IBM mostra un particolare interesse anche nei confronti dei chip di nuova generazione. Nell'agosto 2014, ad esempio, Big Blue ha mostrato al mondo SyNAPSE, chip ispirato al funzionamento del cervello umano e composto da 1 milione di neuroni al silicio, 256 milioni di sinapsi (connessioni tra neuroni) e 4.96 nuclei neurosinaptici. Nel 2015, invece, è stata la volta di un processore realizzato con tecnologia produttiva a 7 nanometri: la metà esatta rispetto alla tecnologia utilizzata oggi dai vari Intel e AMD per realizzare CPU commerciali. Questa nuova tecnologia dovrebbe permettere di realizzare chip con più di 20 miliardi di transistor e, allo stesso tempo, di ridurre le dimensioni dei microprocessori del 50% circa.

 

IBM SyNAPSE

 

Tutto, però, sembra essere finalizzato per un obiettivo ben preciso: farsi trovare pronti e in prima linea quando l'Internet delle cose esprimerà a pieno le proprie potenzialità.

Non solo supercomputer e intelligenza artificiale

Il piano di rilancio del nuovo CEO Rometty, però, punta su una forte diversificazione delle attività. I supercomputer e l'intelligenza artificiale sono, dunque, solo due dei settori nei quali Big Blue ha deciso di investire dall'inizio degli anni 2000.

Nel 2015, ad esempio, IBM ha reso nota la propria intenzione di creare una nuova divisione di ricerca e sviluppo che si occuperà di Big Data. Gli esperti e scienziati che vi lavorano devono esclusivamente raccogliere dati dalla Rete, analizzarli e metterli a disposizione di sviluppatori e utenti. Un progetto importante, nel quale il colosso statunitense ha deciso di investire risorse economiche e umane: i circa 2000 consulenti al lavoro sul progetto avranno a disposizione un budget di circa 3 miliardi di dollari da spendere entro il 2020.

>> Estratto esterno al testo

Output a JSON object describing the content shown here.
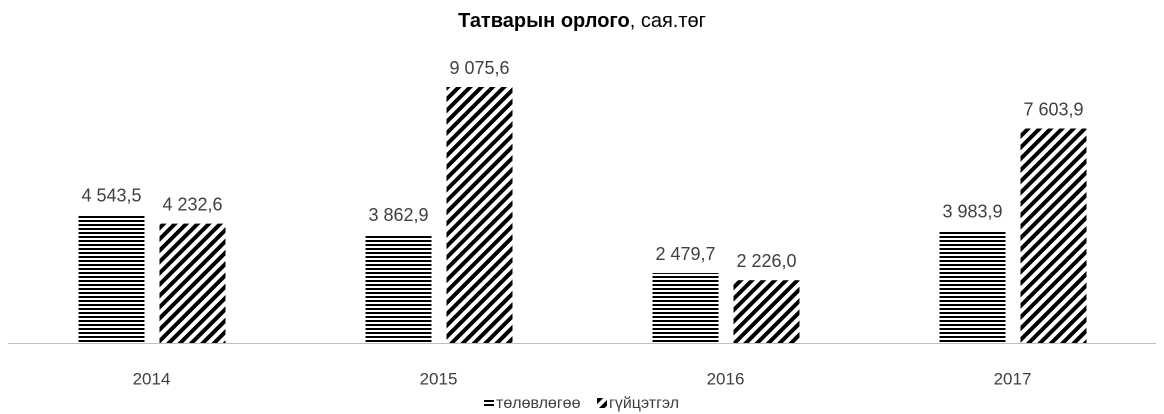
{
  "chart_data": {
    "type": "bar",
    "title": "Татварын орлого",
    "subtitle": ", сая.төг",
    "categories": [
      "2014",
      "2015",
      "2016",
      "2017"
    ],
    "series": [
      {
        "name": "төлөвлөгөө",
        "color": "#000000",
        "pattern": "horizontal",
        "values": [
          4543.5,
          3862.9,
          2479.7,
          3983.9
        ],
        "value_labels": [
          "4 543,5",
          "3 862,9",
          "2 479,7",
          "3 983,9"
        ]
      },
      {
        "name": "гүйцэтгэл",
        "color": "#000000",
        "pattern": "diagonal",
        "values": [
          4232.6,
          9075.6,
          2226.0,
          7603.9
        ],
        "value_labels": [
          "4 232,6",
          "9 075,6",
          "2 226,0",
          "7 603,9"
        ]
      }
    ],
    "legend": "bottom"
  }
}
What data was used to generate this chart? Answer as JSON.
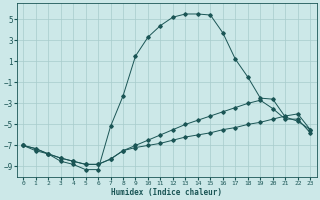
{
  "xlabel": "Humidex (Indice chaleur)",
  "xlim": [
    -0.5,
    23.5
  ],
  "ylim": [
    -10,
    6.5
  ],
  "yticks": [
    5,
    3,
    1,
    -1,
    -3,
    -5,
    -7,
    -9
  ],
  "xticks": [
    0,
    1,
    2,
    3,
    4,
    5,
    6,
    7,
    8,
    9,
    10,
    11,
    12,
    13,
    14,
    15,
    16,
    17,
    18,
    19,
    20,
    21,
    22,
    23
  ],
  "bg_color": "#cce8e8",
  "grid_color": "#a8cccc",
  "line_color": "#1a5555",
  "line1_x": [
    0,
    1,
    2,
    3,
    4,
    5,
    6,
    7,
    8,
    9,
    10,
    11,
    12,
    13,
    14,
    15,
    16,
    17,
    18,
    19,
    20,
    21,
    22,
    23
  ],
  "line1_y": [
    -7.0,
    -7.5,
    -7.8,
    -8.5,
    -8.8,
    -9.3,
    -9.3,
    -5.2,
    -2.3,
    1.5,
    3.3,
    4.4,
    5.2,
    5.5,
    5.5,
    5.4,
    3.7,
    1.2,
    -0.5,
    -2.5,
    -2.6,
    -4.3,
    -4.7,
    -5.5
  ],
  "line2_x": [
    0,
    1,
    2,
    3,
    4,
    5,
    6,
    7,
    8,
    9,
    10,
    11,
    12,
    13,
    14,
    15,
    16,
    17,
    18,
    19,
    20,
    21,
    22,
    23
  ],
  "line2_y": [
    -7.0,
    -7.3,
    -7.8,
    -8.2,
    -8.5,
    -8.8,
    -8.8,
    -8.3,
    -7.5,
    -7.0,
    -6.5,
    -6.0,
    -5.5,
    -5.0,
    -4.6,
    -4.2,
    -3.8,
    -3.4,
    -3.0,
    -2.7,
    -3.5,
    -4.5,
    -4.5,
    -5.8
  ],
  "line3_x": [
    0,
    1,
    2,
    3,
    4,
    5,
    6,
    7,
    8,
    9,
    10,
    11,
    12,
    13,
    14,
    15,
    16,
    17,
    18,
    19,
    20,
    21,
    22,
    23
  ],
  "line3_y": [
    -7.0,
    -7.3,
    -7.8,
    -8.2,
    -8.5,
    -8.8,
    -8.8,
    -8.3,
    -7.5,
    -7.2,
    -7.0,
    -6.8,
    -6.5,
    -6.2,
    -6.0,
    -5.8,
    -5.5,
    -5.3,
    -5.0,
    -4.8,
    -4.5,
    -4.2,
    -4.0,
    -5.5
  ]
}
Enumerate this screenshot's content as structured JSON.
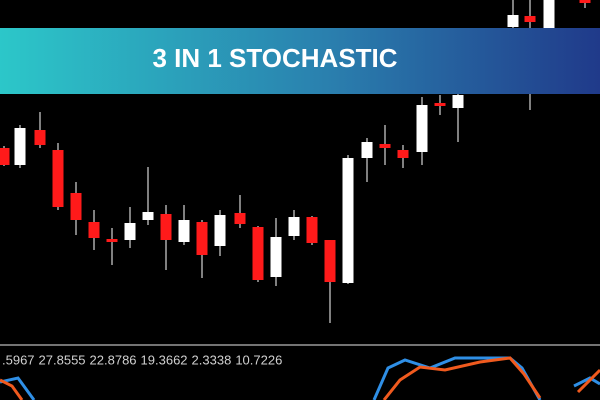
{
  "banner": {
    "title": "3 IN 1 STOCHASTIC"
  },
  "indicator": {
    "values": [
      ".5967",
      "27.8555",
      "22.8786",
      "19.3662",
      "2.3338",
      "10.7226"
    ]
  }
}
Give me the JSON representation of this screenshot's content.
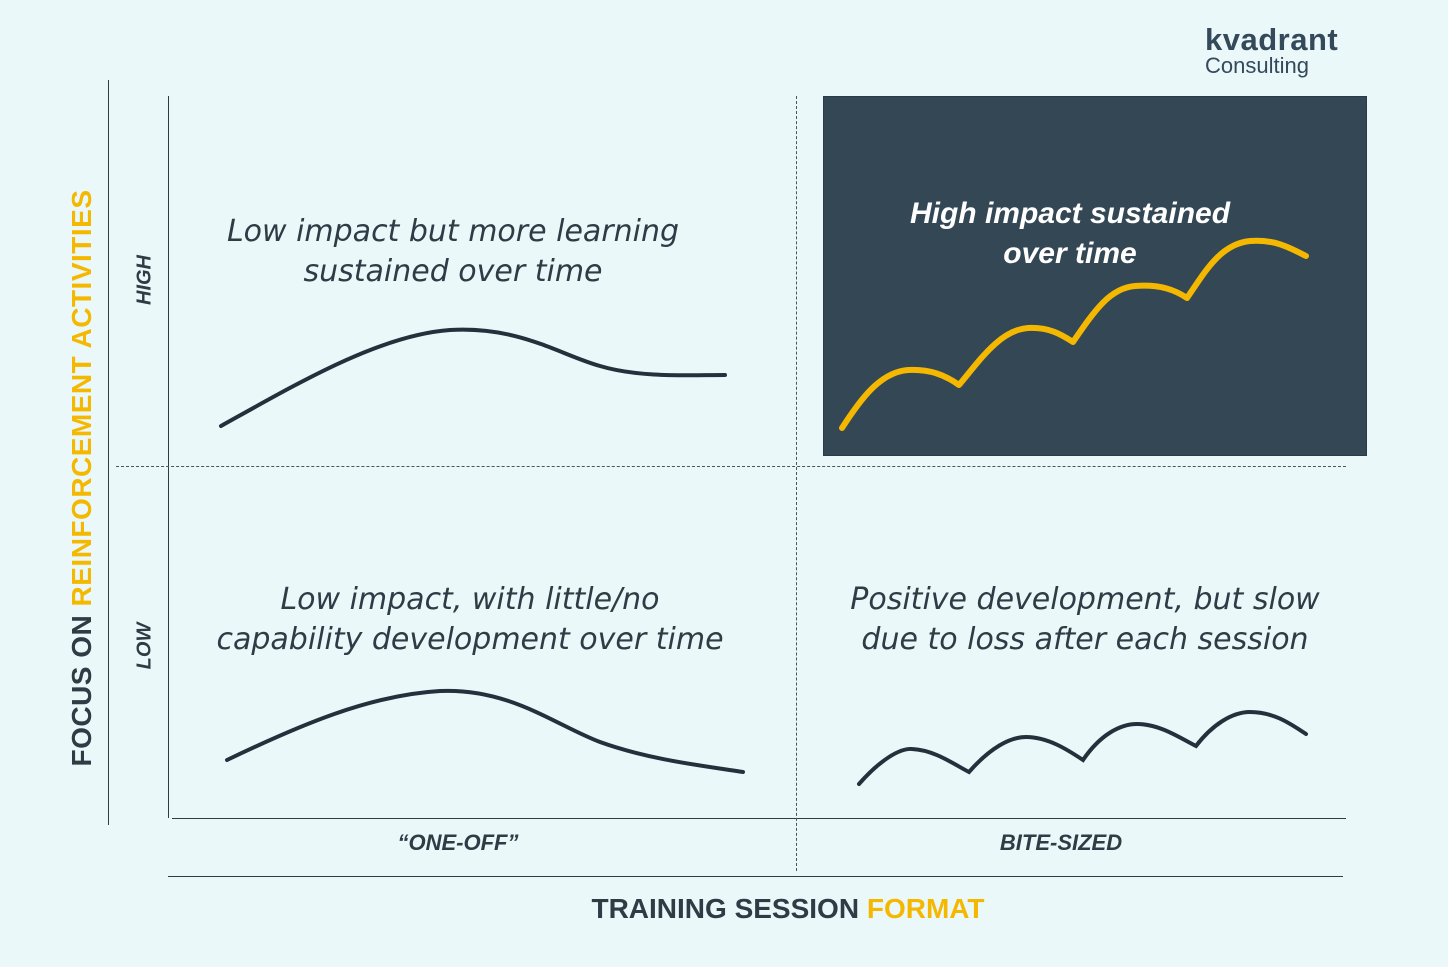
{
  "logo": {
    "brand": "kvadrant",
    "sub": "Consulting"
  },
  "y_axis": {
    "prefix": "FOCUS ON ",
    "accent": "REINFORCEMENT ACTIVITIES"
  },
  "levels": {
    "high": "HIGH",
    "low": "LOW"
  },
  "x_axis": {
    "prefix": "TRAINING SESSION ",
    "accent": "FORMAT"
  },
  "categories": {
    "left": "“ONE-OFF”",
    "right": "BITE-SIZED"
  },
  "quadrants": {
    "top_left": [
      "Low impact but more learning",
      "sustained over time"
    ],
    "top_right": [
      "High impact sustained",
      "over time"
    ],
    "bottom_left": [
      "Low impact, with little/no",
      "capability development over time"
    ],
    "bottom_right": [
      "Positive development, but slow",
      "due to loss after each session"
    ]
  },
  "colors": {
    "background": "#eaf8fa",
    "dark": "#2f3b45",
    "panel": "#344755",
    "accent": "#f5b800"
  }
}
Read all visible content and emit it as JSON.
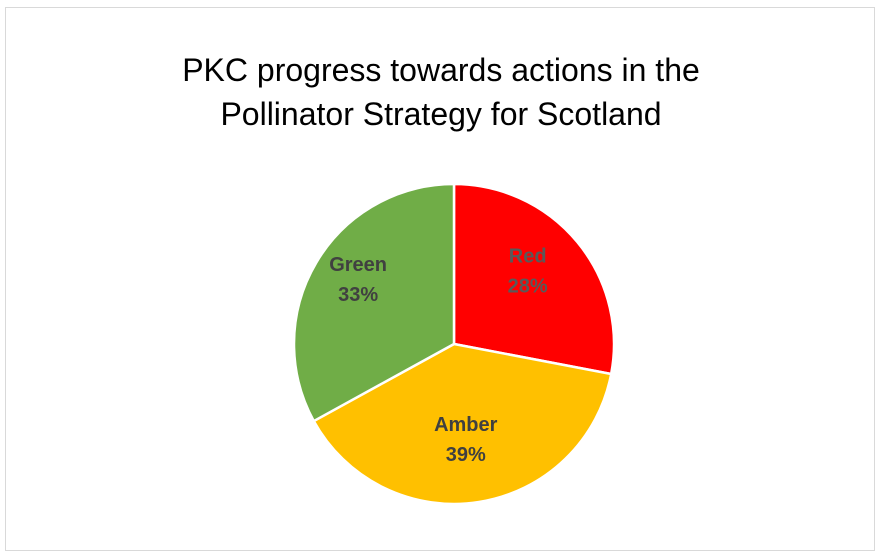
{
  "chart_data": {
    "type": "pie",
    "title": "PKC progress towards actions in the Pollinator Strategy for Scotland",
    "title_lines": [
      "PKC progress towards actions in the",
      "Pollinator Strategy for Scotland"
    ],
    "slices": [
      {
        "label": "Red",
        "value": 28,
        "value_text": "28%",
        "color": "#ff0000",
        "label_color": "#595959"
      },
      {
        "label": "Amber",
        "value": 39,
        "value_text": "39%",
        "color": "#ffc000",
        "label_color": "#404040"
      },
      {
        "label": "Green",
        "value": 33,
        "value_text": "33%",
        "color": "#70ad47",
        "label_color": "#404040"
      }
    ],
    "start_angle": "top, clockwise",
    "legend": "none"
  }
}
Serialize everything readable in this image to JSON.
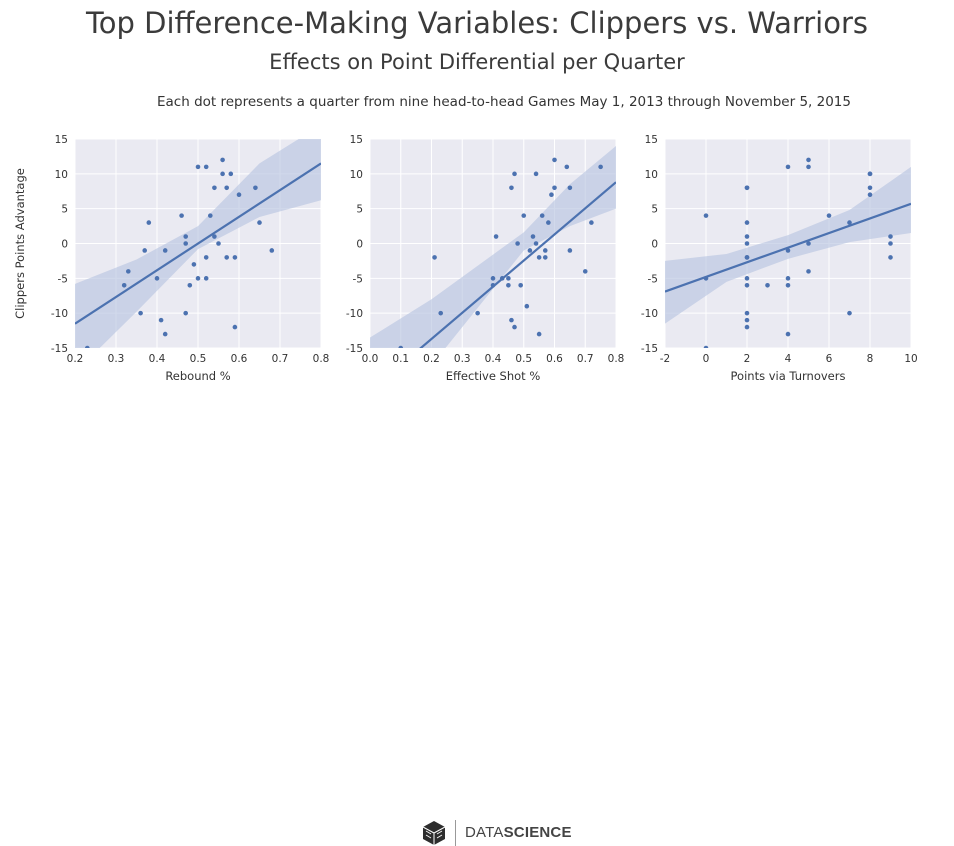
{
  "header": {
    "title": "Top Difference-Making Variables: Clippers vs. Warriors",
    "subtitle": "Effects on Point Differential per Quarter",
    "note": "Each dot represents a quarter from nine head-to-head Games May 1, 2013 through November 5, 2015"
  },
  "colors": {
    "panel_bg": "#eaeaf2",
    "grid": "#ffffff",
    "point": "#4c72b0",
    "line": "#4c72b0",
    "band": "#b9c5e0"
  },
  "footer": {
    "logo_icon": "cube-logo-icon",
    "brand_light": "DATA",
    "brand_bold": "SCIENCE"
  },
  "chart_data": [
    {
      "type": "scatter",
      "xlabel": "Rebound %",
      "ylabel": "Clippers Points Advantage",
      "xlim": [
        0.2,
        0.8
      ],
      "ylim": [
        -15,
        15
      ],
      "xticks": [
        "0.2",
        "0.3",
        "0.4",
        "0.5",
        "0.6",
        "0.7",
        "0.8"
      ],
      "yticks": [
        "15",
        "10",
        "5",
        "0",
        "-5",
        "-10",
        "-15"
      ],
      "grid": true,
      "points": [
        [
          0.23,
          -15
        ],
        [
          0.32,
          -6
        ],
        [
          0.33,
          -4
        ],
        [
          0.36,
          -10
        ],
        [
          0.37,
          -1
        ],
        [
          0.38,
          3
        ],
        [
          0.4,
          -5
        ],
        [
          0.41,
          -11
        ],
        [
          0.42,
          -13
        ],
        [
          0.42,
          -1
        ],
        [
          0.46,
          4
        ],
        [
          0.47,
          1
        ],
        [
          0.47,
          0
        ],
        [
          0.47,
          -10
        ],
        [
          0.48,
          -6
        ],
        [
          0.49,
          -3
        ],
        [
          0.5,
          11
        ],
        [
          0.5,
          -5
        ],
        [
          0.52,
          11
        ],
        [
          0.52,
          -5
        ],
        [
          0.52,
          -2
        ],
        [
          0.53,
          4
        ],
        [
          0.54,
          8
        ],
        [
          0.54,
          1
        ],
        [
          0.55,
          0
        ],
        [
          0.56,
          10
        ],
        [
          0.56,
          12
        ],
        [
          0.57,
          8
        ],
        [
          0.57,
          -2
        ],
        [
          0.58,
          10
        ],
        [
          0.59,
          -2
        ],
        [
          0.59,
          -12
        ],
        [
          0.6,
          7
        ],
        [
          0.64,
          8
        ],
        [
          0.65,
          3
        ],
        [
          0.68,
          -1
        ]
      ],
      "fit": {
        "slope": 38.33,
        "intercept": -19.17
      },
      "ci": {
        "x": [
          0.2,
          0.35,
          0.5,
          0.65,
          0.8
        ],
        "low": [
          -18.5,
          -9.8,
          -0.8,
          3.8,
          6.2
        ],
        "high": [
          -5.8,
          -2.3,
          2.5,
          11.5,
          17.0
        ]
      }
    },
    {
      "type": "scatter",
      "xlabel": "Effective Shot %",
      "ylabel": "",
      "xlim": [
        0.0,
        0.8
      ],
      "ylim": [
        -15,
        15
      ],
      "xticks": [
        "0.0",
        "0.1",
        "0.2",
        "0.3",
        "0.4",
        "0.5",
        "0.6",
        "0.7",
        "0.8"
      ],
      "yticks": [
        "15",
        "10",
        "5",
        "0",
        "-5",
        "-10",
        "-15"
      ],
      "grid": true,
      "points": [
        [
          0.1,
          -15
        ],
        [
          0.21,
          -2
        ],
        [
          0.23,
          -10
        ],
        [
          0.35,
          -10
        ],
        [
          0.4,
          -5
        ],
        [
          0.4,
          -6
        ],
        [
          0.41,
          1
        ],
        [
          0.43,
          -5
        ],
        [
          0.45,
          -6
        ],
        [
          0.45,
          -5
        ],
        [
          0.46,
          8
        ],
        [
          0.46,
          -11
        ],
        [
          0.47,
          -12
        ],
        [
          0.47,
          10
        ],
        [
          0.48,
          0
        ],
        [
          0.49,
          -6
        ],
        [
          0.5,
          4
        ],
        [
          0.51,
          -9
        ],
        [
          0.52,
          -1
        ],
        [
          0.53,
          1
        ],
        [
          0.54,
          0
        ],
        [
          0.54,
          10
        ],
        [
          0.55,
          -13
        ],
        [
          0.55,
          -2
        ],
        [
          0.56,
          4
        ],
        [
          0.57,
          -1
        ],
        [
          0.57,
          -2
        ],
        [
          0.58,
          3
        ],
        [
          0.59,
          7
        ],
        [
          0.6,
          12
        ],
        [
          0.6,
          8
        ],
        [
          0.64,
          11
        ],
        [
          0.65,
          8
        ],
        [
          0.65,
          -1
        ],
        [
          0.7,
          -4
        ],
        [
          0.72,
          3
        ],
        [
          0.75,
          11
        ]
      ],
      "fit": {
        "slope": 37.5,
        "intercept": -21.2
      },
      "ci": {
        "x": [
          0.0,
          0.2,
          0.5,
          0.65,
          0.8
        ],
        "low": [
          -30,
          -17.5,
          -1.0,
          2.5,
          5.0
        ],
        "high": [
          -13.5,
          -8.0,
          1.6,
          8.5,
          14.0
        ]
      }
    },
    {
      "type": "scatter",
      "xlabel": "Points via Turnovers",
      "ylabel": "",
      "xlim": [
        -2,
        10
      ],
      "ylim": [
        -15,
        15
      ],
      "xticks": [
        "-2",
        "0",
        "2",
        "4",
        "6",
        "8",
        "10"
      ],
      "yticks": [
        "15",
        "10",
        "5",
        "0",
        "-5",
        "-10",
        "-15"
      ],
      "grid": true,
      "points": [
        [
          0,
          4
        ],
        [
          0,
          -5
        ],
        [
          0,
          -15
        ],
        [
          2,
          8
        ],
        [
          2,
          8
        ],
        [
          2,
          3
        ],
        [
          2,
          1
        ],
        [
          2,
          0
        ],
        [
          2,
          -2
        ],
        [
          2,
          -2
        ],
        [
          2,
          -5
        ],
        [
          2,
          -6
        ],
        [
          2,
          -10
        ],
        [
          2,
          -11
        ],
        [
          2,
          -12
        ],
        [
          3,
          -6
        ],
        [
          4,
          11
        ],
        [
          4,
          -1
        ],
        [
          4,
          -5
        ],
        [
          4,
          -6
        ],
        [
          4,
          -13
        ],
        [
          5,
          12
        ],
        [
          5,
          11
        ],
        [
          5,
          0
        ],
        [
          5,
          -4
        ],
        [
          6,
          4
        ],
        [
          7,
          3
        ],
        [
          7,
          -10
        ],
        [
          8,
          10
        ],
        [
          8,
          10
        ],
        [
          8,
          8
        ],
        [
          8,
          7
        ],
        [
          9,
          1
        ],
        [
          9,
          0
        ],
        [
          9,
          -2
        ]
      ],
      "fit": {
        "slope": 1.05,
        "intercept": -4.8
      },
      "ci": {
        "x": [
          -2,
          1,
          4,
          7,
          10
        ],
        "low": [
          -11.5,
          -5.5,
          -2.2,
          0.2,
          1.5
        ],
        "high": [
          -2.5,
          -1.5,
          1.2,
          4.8,
          11.0
        ]
      }
    }
  ]
}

Nel 2018 IBM annuncia Health Corps, un programma che si propone di fornire consulenza gratuita su scala globale per cercare e dare soluzioni ai problemi di salute dei cittadini. Nel realizzare questo suo programma, la società diretta da Rometty impiega le tecnologie più avanzate di cui dispone: reti di sensori IoT per raccogliere dati ambientali, supercomputer e intelligenza artificiale per analizzare i Big Data, applicazioni per smartphone per dare la possibilità a cittadini e centri di ricerca medica di consultare dati e analisi prodotte dai vari centri IBM.

Questa strategia diversificata ha permesso all'azienda con sede ad Armonk di recuperare parte del terreno perso in passato e, dopo quasi sei anni, fa segnare un bilancio trimestrale finalmente in positivo rispetto all'anno precedente. Nel quarto trimestre 2017 IBM registra un fatturato di 22,54 miliardi di dollari, in crescita del 4% rispetto all'ultimo trimestre del 2016. Un dato che non si vedeva da ben 22 trimestri, ovvero 5 anni e mezzo.